His declaration that the party he has represented in Ottawa for 12 years has abandoned its core values and is too “intellectually and morally corrupt” to be reformed had the sound of martyrdom. That is not bold; that is the torching of a bridge that will alienate, not spark a call to arms.
But there is a constituency for those who believe politicians are beholden to polls at the expense of ideas and principles, oppose the party’s fealty to supply management and the roadblock that has placed to a NAFTA resolution, corporate bailouts and, yes, those who despair at the Liberal brand of “extreme multiculturalism.”
Bernier will give voice and provide a home for them, but it is inevitable that his arguments on diversity and multiculturalism will also give voice to intolerance in this country, and could force Scheer’s party to move to the right on immigration at a time when the debate over asylumseekers has already fostered extreme language on both sides.

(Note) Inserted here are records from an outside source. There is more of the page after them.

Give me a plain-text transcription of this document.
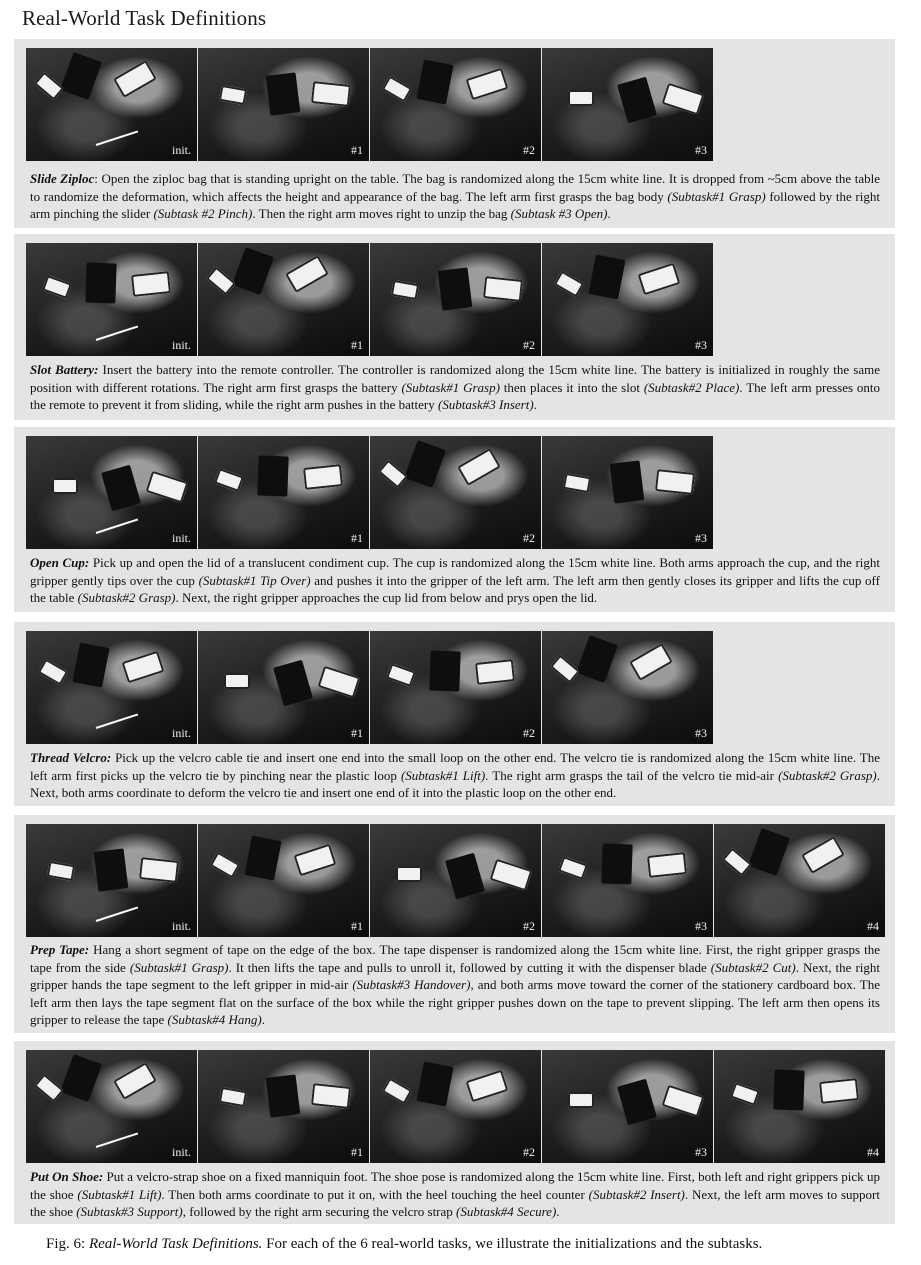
Real-World Task Definitions
init.	#1	#2	#3
Slide Ziploc: Open the ziploc bag that is standing upright on the table. The bag is randomized along the 15cm white line. It is dropped from ~5cm above the table to randomize the deformation, which affects the height and appearance of the bag. The left arm first grasps the bag body (Subtask#1 Grasp) followed by the right arm pinching the slider (Subtask #2 Pinch). Then the right arm moves right to unzip the bag (Subtask #3 Open).
init.	#1	#2	#3
Slot Battery: Insert the battery into the remote controller. The controller is randomized along the 15cm white line. The battery is initialized in roughly the same position with different rotations. The right arm first grasps the battery (Subtask#1 Grasp) then places it into the slot (Subtask#2 Place). The left arm presses onto the remote to prevent it from sliding, while the right arm pushes in the battery (Subtask#3 Insert).
init.	#1	#2	#3
Open Cup: Pick up and open the lid of a translucent condiment cup. The cup is randomized along the 15cm white line. Both arms approach the cup, and the right gripper gently tips over the cup (Subtask#1 Tip Over) and pushes it into the gripper of the left arm. The left arm then gently closes its gripper and lifts the cup off the table (Subtask#2 Grasp). Next, the right gripper approaches the cup lid from below and prys open the lid.
init.	#1	#2	#3
Thread Velcro: Pick up the velcro cable tie and insert one end into the small loop on the other end. The velcro tie is randomized along the 15cm white line. The left arm first picks up the velcro tie by pinching near the plastic loop (Subtask#1 Lift). The right arm grasps the tail of the velcro tie mid-air (Subtask#2 Grasp). Next, both arms coordinate to deform the velcro tie and insert one end of it into the plastic loop on the other end.
init.	#1	#2	#3	#4
Prep Tape: Hang a short segment of tape on the edge of the box. The tape dispenser is randomized along the 15cm white line. First, the right gripper grasps the tape from the side (Subtask#1 Grasp). It then lifts the tape and pulls to unroll it, followed by cutting it with the dispenser blade (Subtask#2 Cut). Next, the right gripper hands the tape segment to the left gripper in mid-air (Subtask#3 Handover), and both arms move toward the corner of the stationery cardboard box. The left arm then lays the tape segment flat on the surface of the box while the right gripper pushes down on the tape to prevent slipping. The left arm then opens its gripper to release the tape (Subtask#4 Hang).
init.	#1	#2	#3	#4
Put On Shoe: Put a velcro-strap shoe on a fixed manniquin foot. The shoe pose is randomized along the 15cm white line. First, both left and right grippers pick up the shoe (Subtask#1 Lift). Then both arms coordinate to put it on, with the heel touching the heel counter (Subtask#2 Insert). Next, the left arm moves to support the shoe (Subtask#3 Support), followed by the right arm securing the velcro strap (Subtask#4 Secure).
Fig. 6: Real-World Task Definitions. For each of the 6 real-world tasks, we illustrate the initializations and the subtasks.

It’s easily forgotten that interest in Leitch’s “Canadian values test” landed her on the cover of Maclean’s and was solidly backed by a majority in a Forum poll done for the Star. With her snitch-line background and crocodile tears over that policy, she was the wrong candidate for that agenda.
Bernier has never been afraid to be politically incorrect.
Canadians’ views on asylum-seekers and irregular border crossings are evolving along with attitudes across the European Union, where the refugee question has given rise to right-wing leaders and forced others — notably Germany’s Angela Merkel — to shift liberal positions to protect their political careers.
Just a day before Bernier’s announcement, Conservative immigration critic Michelle Rempel talked of how the Trudeau government had off-loaded asylum costs to Quebec and Ontario, had normalized an abnormal asylum process and shunted people to hotels or from shelter to shelter. She announced a listening tour on immigration, but many of those she wants to hear from will now be listening to Bernier.
Scheer repeated the obvious, that Bernier will now help Justin Trudeau. That is not a good thing for this country, regardless of your political sympathies.
The Trudeau Liberals deserve a strong challenge from a united Conservative party, not a cakewalk against a split right. We have seen Liberal majorities born of a split right in very recent history.